Awesome post — one of the best, most informative I’ve read — about one man’s organizational system. Trent Hamm runs a personal finance Web site called The Simple Dollar while juggling a full-time job, a family, hobbies, not to mention all the other things that life demands of us. Unlike many of us, though, he’s hit upon an excellent time-management system that anyone can implement. The post includes links to a list of organizational management books that Hamm recommends (and others he doesn’t care for).
As a freelance writer who juggles a novel, tons of research, freelance articles, a budding screenplay (with B.), a play (…that I haven’t touched in a few months, but I’m hoping to get back to it in the next few weeks!), 4 blogs, a one-day-a-week job, a household, family, friends…the list goes on and on and on…I need to be able to organize everything with a system that makes sense to me and which doesn’t end being overwhelming. Otherwise, it’ll immediately go by the wayside.
I was already using Mozilla Thunderbird and Lightning. Thunderbird is Mozilla’s free email client and is an excellent (and did I mention free?) alternative to Microsoft Outlook. Those of you familiar with Outlook will be comforted by Thunderbird’s interface, as it’s very similar to that of Microsoft’s version. Unlike Outlook, however, it doesn’t have a Calendar option, so you’ll need to download Lightning. An add-on specifically created to integrate seamlessly with Thunderbird, it’s also very easy to use. You can switch back and forth between the Mail and Calendar windows with a single click of a button, and there’s even a viewing pane on the right side of Thunderbird where you can immediately see appointments for that day, the next day, and/or soon, as well as your Task List.I haven’t tried Sunbird yet and don’t know if I should go with that or stick with Lightning. My understanding is that Sunbird is a stand-alone client and therefore won’t integrate with Thunderbird. As I almost always have my email open and like the idea of being able to just view all of what I need to do (including emails to respond to) in one glance, I think I’ll just to Lightning.
By the way, all of these software programs are super-easy to download and (especially if you’re already Microsoft versions) even easier to use. All of my Google emails (I have 4, one for each blog) download directly into Thunderbird, so I can organize everything into separate files and see all of my emails all at once. I’ve programmed Thunderbird to automatically check emails every 5 minutes, so I immediately know when a message comes into any of my Google accounts without having to open each one into a browser.
It’s not hard at all to configure Thunderbird to do all of this. Google supports Mozilla software and vice-versa, so you’ll just need to follow Google’s step-by-step instructions on how to configure your email client program (i.e., Thunderbird) to handle POP mail. If you have any questions, I’d be happy to try and answer them for you.
The only downside that I can think of is that, at this time, you can’t synch it with your Palm Pilot or Blackberry. Hopefully the folks at Mozilla will be able to work with the PDA guys to get that fixed.

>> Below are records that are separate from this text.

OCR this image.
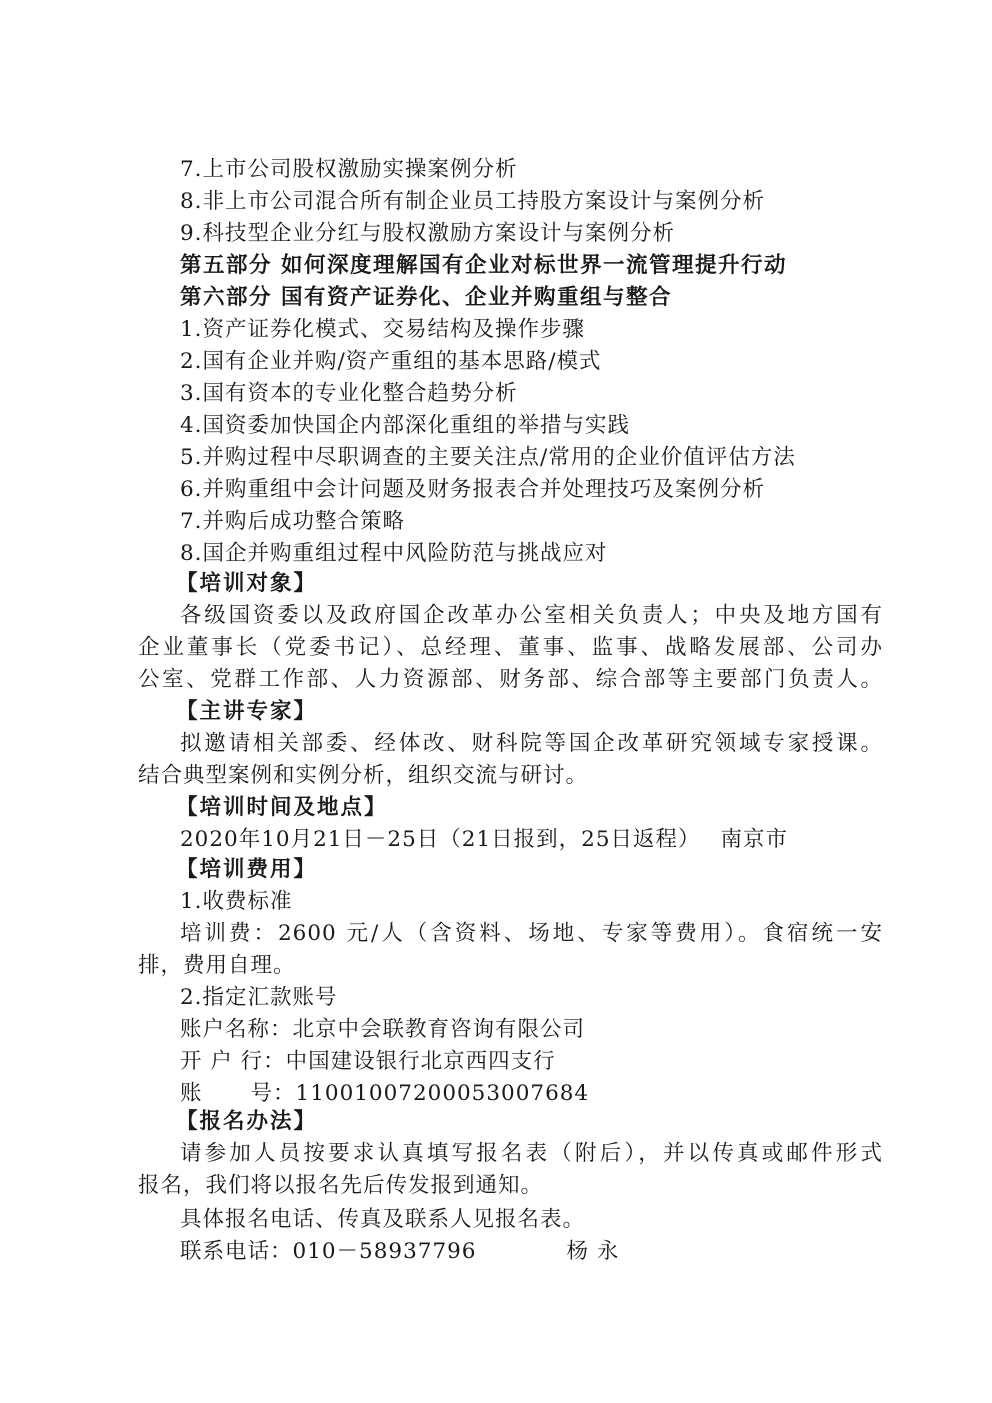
7.上市公司股权激励实操案例分析
8.非上市公司混合所有制企业员工持股方案设计与案例分析
9.科技型企业分红与股权激励方案设计与案例分析
第五部分 如何深度理解国有企业对标世界一流管理提升行动
第六部分 国有资产证券化、企业并购重组与整合
1.资产证券化模式、交易结构及操作步骤
2.国有企业并购/资产重组的基本思路/模式
3.国有资本的专业化整合趋势分析
4.国资委加快国企内部深化重组的举措与实践
5.并购过程中尽职调查的主要关注点/常用的企业价值评估方法
6.并购重组中会计问题及财务报表合并处理技巧及案例分析
7.并购后成功整合策略
8.国企并购重组过程中风险防范与挑战应对
【培训对象】
各级国资委以及政府国企改革办公室相关负责人；中央及地方国有
企业董事长（党委书记）、总经理、董事、监事、战略发展部、公司办
公室、党群工作部、人力资源部、财务部、综合部等主要部门负责人。
【主讲专家】
拟邀请相关部委、经体改、财科院等国企改革研究领域专家授课。
结合典型案例和实例分析，组织交流与研讨。
【培训时间及地点】
2020年10月21日－25日（21日报到，25日返程） 南京市
【培训费用】
1.收费标准
培训费：2600 元/人（含资料、场地、专家等费用）。食宿统一安
排，费用自理。
2.指定汇款账号
账户名称：北京中会联教育咨询有限公司
开 户 行：中国建设银行北京西四支行
账 号：11001007200053007684
【报名办法】
请参加人员按要求认真填写报名表（附后），并以传真或邮件形式
报名，我们将以报名先后传发报到通知。
具体报名电话、传真及联系人见报名表。
联系电话：010－58937796	杨 永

I also have two little notebooks that I keep in my purse at all times. One is more of an idea book where I dump everything that pops into my head — blog post ideas, novel ideas, book recommendations I read or hear about, to-do lists, etc. The other one is more of a general household idea book, reserved mostly for to-do lists for the home (e.g., go to Target, call property manager to fix fence, get oil change) and shopping lists.

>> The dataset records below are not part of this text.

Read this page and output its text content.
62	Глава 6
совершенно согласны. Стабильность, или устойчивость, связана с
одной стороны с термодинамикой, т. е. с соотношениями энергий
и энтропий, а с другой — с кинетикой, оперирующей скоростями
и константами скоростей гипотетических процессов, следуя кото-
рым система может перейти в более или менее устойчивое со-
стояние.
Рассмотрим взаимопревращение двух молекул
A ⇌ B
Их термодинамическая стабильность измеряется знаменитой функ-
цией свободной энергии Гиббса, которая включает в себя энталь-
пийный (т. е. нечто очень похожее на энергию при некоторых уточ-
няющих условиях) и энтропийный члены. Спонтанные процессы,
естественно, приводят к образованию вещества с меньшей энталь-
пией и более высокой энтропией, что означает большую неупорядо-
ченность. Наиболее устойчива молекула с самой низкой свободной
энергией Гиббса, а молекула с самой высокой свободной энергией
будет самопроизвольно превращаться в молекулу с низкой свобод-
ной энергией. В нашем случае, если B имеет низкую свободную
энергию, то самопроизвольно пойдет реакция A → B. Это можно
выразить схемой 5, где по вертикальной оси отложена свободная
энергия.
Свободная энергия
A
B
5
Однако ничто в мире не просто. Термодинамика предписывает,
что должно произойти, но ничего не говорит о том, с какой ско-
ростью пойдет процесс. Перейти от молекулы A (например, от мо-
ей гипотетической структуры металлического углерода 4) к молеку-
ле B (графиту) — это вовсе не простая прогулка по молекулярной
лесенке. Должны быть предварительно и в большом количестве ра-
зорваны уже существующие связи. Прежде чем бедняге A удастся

In addition, for those times when I need to jot down something critical while I’m driving and don’t want to have to pull over, I have a Sony digital voice recorder that I bought at Best Buy for less than $50. This particular one is super-small, maybe 5″ long, 2″ wide and 2″ thick, requires 2 AAA batteries (spares of which are always in my purse), and will hold a charge for hours and hours. Each recording can be filed into its own separate folder, and it even comes with software and a USB connection so that I can download the audio files into my laptop. (If only it could transcribe it, too!) It’s easy to use, very light and can be slipped into your pocket, and doesn’t require tapes, so you’ll never have to stop what you’re doing in order to flip over a cassette. Or worse, you run out of time on a cassette. This one purportedly can record over a 100 hours of audio.
I mostly use it for interviews, where it comes in handy as it’s small and unobtrusive (unlike old cassette recorders of old) and can run on and on and on.
Next to try out: Google Notebook! I’ve already sampled Google Docs, but I haven’t had much occasion to use it. Someone did recommend uploading my novel as another backup option, though. I already backup my novel on a data stick, and I email a copy to myself every time I make a change in it. (If you’re doing NaNoWriMo and haven’t been backing up your novel every time you work on it, you’re setting yourself up for a really nasty heartbreak if your computer craps out on you. For the love of God, please back up your novel! Email it to yourself, get a data stick, or upload it to Google Docs or another online office app. You’ll never ever ever regret it. Trust me on this one. I know from whence I speak.)